Corea del Norte prueba misiles nucleares desde su nuevo destructor
Kim Jong-un supervisa el despliegue del buque “Choe Hyo”, reforzando su arsenal naval en medio de la creciente inestabilidad global.

En una escalada que reafirma su postura beligerante, el régimen de Corea del Norte ejecutó este jueves una prueba con misiles de crucero disparados desde su más reciente destructor de cinco mil toneladas, el “Choe Hyo”. Según la agencia estatal KCNA, el líder Kim Jong-un supervisó personalmente el ejercicio, calificándolo como un “elemento central importante” para validar las capacidades ofensivas de su flota, la cual busca modernizar a un ritmo acelerado.
Las imágenes difundidas por los medios oficiales muestran el lanzamiento de al menos cuatro proyectiles. La terminología utilizada por el régimen, al etiquetar estos artefactos como “estratégicos”, sugiere una capacidad técnica diseñada específicamente para transportar ojivas nucleares, una señal directa hacia Washington y sus aliados en el Pacífico.

Expansión nuclear: La ambición de Kim Jong-un
Durante la supervisión de la prueba, Kim Jong-un fue enfático: su plan para equipar a la Armada con fuerzas nucleares está “avanzando de manera satisfactoria”. El mandatario no solo ratificó esta dirección tras el reciente Congreso del Partido de los Trabajadores, sino que ordenó la construcción de dos buques de esta clase por año durante el próximo lustro.

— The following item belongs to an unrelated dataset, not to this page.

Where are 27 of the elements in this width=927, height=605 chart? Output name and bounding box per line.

Esta postura endurece la posición de Pionyang frente a las presiones internacionales. Kim ha condicionado cualquier mejora en las relaciones con Estados Unidos a que el gobierno de Donald Trump abandone definitivamente sus exigencias de desnuclearización, marcando un punto de ruptura en la diplomacia regional que parece no tener retorno a corto plazo.
Contexto global: El efecto “Furia Épica”
El ensayo norcoreano no ocurre en el vacío. Se enmarca en un escenario global convulso, marcado por la operación “Furia Épica” de Estados Unidos en Medio Oriente, que culminó con el fallecimiento del líder supremo iraní. La preocupación en la Casa Blanca por la proliferación de armas nucleares —tanto en Teherán por el supuesto enriquecimiento de uranio como en Pionyang— ha reconfigurado las prioridades de seguridad de la administración Trump.
Mientras el mundo observa el conflicto en Medio Oriente, Corea del Norte aprovecha la distracción para acelerar sus ensayos balísticos. Esta coincidencia temporal sugiere que el eje de tensiones nucleares se está entrelazando, complicando la estrategia estadounidense de contención en múltiples frentes y elevando el riesgo de un error de cálculo con consecuencias globales.